Usted está aquí: domingo 29 de junio de 2008 Opinión Allende vive

Rolando Cordera

Allende vive

Allende aparece de nuevo ante nosotros como la gran síntesis de una convicción democrática a toda prueba –por encima de la traición y las veleidades de la lucha por el poder– y una fe inquebrantable en las capacidades transformadoras de su pueblo. De aquí la indisociable combinación de libertad, justicia y democracia que inspiró su socialismo y alienta hoy la búsqueda de “alamedas” más amplias para sortear las crisis globales y darle a la democracia horizontes mejores, que alejen a las sociedades latinoamericanas del presente continuo a que busca someterlas un neoliberalismo en retirada, pero todavía capaz de imponer diques mentales nefastos, pero eficaces para disminuir expectativas y resignaciones disfrazadas de modernidad de escaparate.

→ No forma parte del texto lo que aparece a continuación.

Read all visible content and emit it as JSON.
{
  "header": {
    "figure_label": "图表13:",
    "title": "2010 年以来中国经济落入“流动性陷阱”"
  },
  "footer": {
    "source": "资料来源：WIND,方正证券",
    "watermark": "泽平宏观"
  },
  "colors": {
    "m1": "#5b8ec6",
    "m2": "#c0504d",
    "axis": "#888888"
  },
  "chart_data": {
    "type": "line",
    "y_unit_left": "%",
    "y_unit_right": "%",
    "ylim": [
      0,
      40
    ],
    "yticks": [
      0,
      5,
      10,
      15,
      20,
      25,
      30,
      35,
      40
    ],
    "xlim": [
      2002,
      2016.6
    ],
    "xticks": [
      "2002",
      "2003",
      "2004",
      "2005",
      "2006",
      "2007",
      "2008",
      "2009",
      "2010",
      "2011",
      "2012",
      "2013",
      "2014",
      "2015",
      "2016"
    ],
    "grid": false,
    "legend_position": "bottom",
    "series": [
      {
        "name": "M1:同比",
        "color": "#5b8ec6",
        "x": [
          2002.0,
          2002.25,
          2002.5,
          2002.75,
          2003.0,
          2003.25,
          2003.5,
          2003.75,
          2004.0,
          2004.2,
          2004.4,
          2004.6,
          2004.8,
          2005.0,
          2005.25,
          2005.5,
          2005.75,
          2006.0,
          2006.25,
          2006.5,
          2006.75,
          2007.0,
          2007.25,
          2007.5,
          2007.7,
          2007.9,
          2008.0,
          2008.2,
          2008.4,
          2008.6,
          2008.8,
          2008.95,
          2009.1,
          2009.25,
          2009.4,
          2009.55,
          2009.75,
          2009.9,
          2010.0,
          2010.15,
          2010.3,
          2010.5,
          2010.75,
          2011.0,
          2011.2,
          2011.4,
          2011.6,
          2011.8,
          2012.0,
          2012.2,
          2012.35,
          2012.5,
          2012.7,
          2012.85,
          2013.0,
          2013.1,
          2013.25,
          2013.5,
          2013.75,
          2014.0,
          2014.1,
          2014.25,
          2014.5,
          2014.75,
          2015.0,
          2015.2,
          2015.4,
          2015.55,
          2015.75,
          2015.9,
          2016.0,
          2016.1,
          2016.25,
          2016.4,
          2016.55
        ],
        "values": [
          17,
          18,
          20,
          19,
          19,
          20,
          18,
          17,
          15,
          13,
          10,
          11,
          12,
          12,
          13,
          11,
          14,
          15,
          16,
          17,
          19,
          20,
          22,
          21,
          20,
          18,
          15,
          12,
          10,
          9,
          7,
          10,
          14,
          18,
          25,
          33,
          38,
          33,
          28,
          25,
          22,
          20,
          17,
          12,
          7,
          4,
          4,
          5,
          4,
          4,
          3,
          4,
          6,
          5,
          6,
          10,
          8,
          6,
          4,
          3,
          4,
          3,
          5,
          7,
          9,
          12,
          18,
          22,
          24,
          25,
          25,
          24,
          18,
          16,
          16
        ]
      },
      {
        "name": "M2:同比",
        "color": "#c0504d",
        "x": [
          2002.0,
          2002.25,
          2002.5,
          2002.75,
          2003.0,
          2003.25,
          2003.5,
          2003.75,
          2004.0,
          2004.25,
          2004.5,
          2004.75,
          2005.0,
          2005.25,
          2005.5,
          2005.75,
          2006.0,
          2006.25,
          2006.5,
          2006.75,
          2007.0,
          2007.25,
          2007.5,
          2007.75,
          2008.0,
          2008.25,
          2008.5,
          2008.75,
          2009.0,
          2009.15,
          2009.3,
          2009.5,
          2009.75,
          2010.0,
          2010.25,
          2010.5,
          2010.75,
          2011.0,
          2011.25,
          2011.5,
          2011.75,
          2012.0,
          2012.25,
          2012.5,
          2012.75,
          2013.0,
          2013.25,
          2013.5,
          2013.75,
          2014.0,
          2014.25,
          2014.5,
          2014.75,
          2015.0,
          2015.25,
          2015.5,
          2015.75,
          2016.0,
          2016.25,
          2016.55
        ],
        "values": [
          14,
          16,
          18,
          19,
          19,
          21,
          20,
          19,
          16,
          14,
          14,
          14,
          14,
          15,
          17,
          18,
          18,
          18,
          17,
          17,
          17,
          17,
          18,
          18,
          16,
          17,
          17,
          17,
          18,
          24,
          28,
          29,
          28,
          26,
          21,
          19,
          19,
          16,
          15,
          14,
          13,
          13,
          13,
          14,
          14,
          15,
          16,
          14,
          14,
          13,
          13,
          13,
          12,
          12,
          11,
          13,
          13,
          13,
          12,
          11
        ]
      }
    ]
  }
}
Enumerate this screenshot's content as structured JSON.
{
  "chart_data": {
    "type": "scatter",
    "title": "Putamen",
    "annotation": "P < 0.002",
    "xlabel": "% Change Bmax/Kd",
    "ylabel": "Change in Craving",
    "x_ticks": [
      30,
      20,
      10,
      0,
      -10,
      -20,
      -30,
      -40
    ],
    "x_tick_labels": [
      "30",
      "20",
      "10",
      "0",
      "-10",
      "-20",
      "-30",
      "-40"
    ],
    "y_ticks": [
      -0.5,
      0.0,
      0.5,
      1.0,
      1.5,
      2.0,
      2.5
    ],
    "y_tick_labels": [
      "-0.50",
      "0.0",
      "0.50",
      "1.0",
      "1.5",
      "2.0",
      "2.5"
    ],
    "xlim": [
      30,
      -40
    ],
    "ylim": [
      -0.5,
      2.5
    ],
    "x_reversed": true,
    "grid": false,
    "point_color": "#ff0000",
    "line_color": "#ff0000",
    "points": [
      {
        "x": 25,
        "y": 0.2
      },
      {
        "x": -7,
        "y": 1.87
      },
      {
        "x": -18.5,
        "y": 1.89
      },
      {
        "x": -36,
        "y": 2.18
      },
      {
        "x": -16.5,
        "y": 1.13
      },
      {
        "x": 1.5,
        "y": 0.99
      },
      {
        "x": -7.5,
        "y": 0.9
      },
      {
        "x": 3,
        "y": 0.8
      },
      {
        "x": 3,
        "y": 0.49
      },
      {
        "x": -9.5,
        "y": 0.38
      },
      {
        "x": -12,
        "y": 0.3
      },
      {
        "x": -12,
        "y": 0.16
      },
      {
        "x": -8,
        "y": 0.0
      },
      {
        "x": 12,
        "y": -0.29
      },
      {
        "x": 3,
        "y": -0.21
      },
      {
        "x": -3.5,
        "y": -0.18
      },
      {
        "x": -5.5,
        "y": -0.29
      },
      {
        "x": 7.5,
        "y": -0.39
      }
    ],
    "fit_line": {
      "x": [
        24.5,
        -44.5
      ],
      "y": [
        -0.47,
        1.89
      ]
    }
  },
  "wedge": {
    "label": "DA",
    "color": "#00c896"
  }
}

En el presidente chileno y su gran apuesta de transformación social y económica para la equidad y un desarrollo distinto, calificado por su vocación igualitaria, encontramos de nuevo un inventario de hipótesis rico en posibilidades de actualización. Hacerlo podría permitir el diseño de perspectivas que pusieran a la región, en realidad al mundo en su conjunto, en sintonía con las necesidades profundas, cuyo abordaje se revela vital para la propia supervivencia de la especie.

Rumbo al triángulo ominoso de la escasez universal que conforman el agotamiento progresivo del petróleo, el cambio climático global y el encarecimiento de lo básico –desde los alimentos hasta la salud o el empleo–, la sociedad internacional se debate entre el azoro ante la penuria y el bochorno que producen la inequidad y el abuso del lujo de una minoría, el desperdicio de recursos fundamentales y una migración que en gran medida tiene lugar no tanto para mejorar, como proponía Juan Ruiz de Alarcón, sino tan sólo para sobrevivir.

Las maravillas, promesas e ilusiones de la globalización que sus ideólogos han querido convertir en pensamiento único e inapelable, ceden hoy el lugar a la evidencia de carencias esenciales en las formas y mecanismos establecidos para asegurar la reproducción de las sociedades que en su interconexión intensa forman un mundo en indudable transformación, pero presa, al mismo tiempo, de un frenesí autodestructivo abrumador. Los paradigmas del globalismo, que fueron vistos hasta hace poco como el fin de la historia, hacen agua ante las expresiones continuas de enormes dislocaciones sociales y productivas no atendidas por los estados y más bien profundizadas por el dogmatismo del mercado que se apropió de mentalidades y reflejos hasta volverse una suerte de máscara de hierro para las elites que supuestamente gobiernan y pretenden conducir la marcha de los pueblos.

En medio de la desigualdad convertida en cultura y forma de vida de mayorías y minorías, el mensaje allendista resuena y conmueve; su eficacia retórica, que emocionó a tantos hasta la muerte heroica del presidente, debería ser llevada pronto a donde pertenece: un futuro de renovación del pensamiento transformador que no renuncia a la política ni concede el sacrificio de la democracia, pero que las pone a prueba siempre por la capacidad de ambas para acoger y resolver el reclamo popular de justicia e igualdad.

Cruzado por una escasez de proporciones globales, que para algunos “llegó para quedarse” y para otros durará, como mensaje bíblico, siete años de vacas flacas, el mundo se acerca a momentos de decisiones axiales. Así lo indican los estudios y las emergencias de todo tipo que documentan los organismos internacionales, del Banco Mundial a la FAO o la CEPAL, y así lo vive con intensidad y crueldad la multitud inagotable de las nuevas olas de migración que las viejas astucias europeas no podrán detener y que la “tierra de los libres” (Estados Unidos) no parará con sus muros electrónicos y sus vigilantes asesinos. En este cruce de senderos a cual más de peligrosos, la figura de Allende crece y vive. En Chile y aquí a pesar de nuestras engañosas amnesias.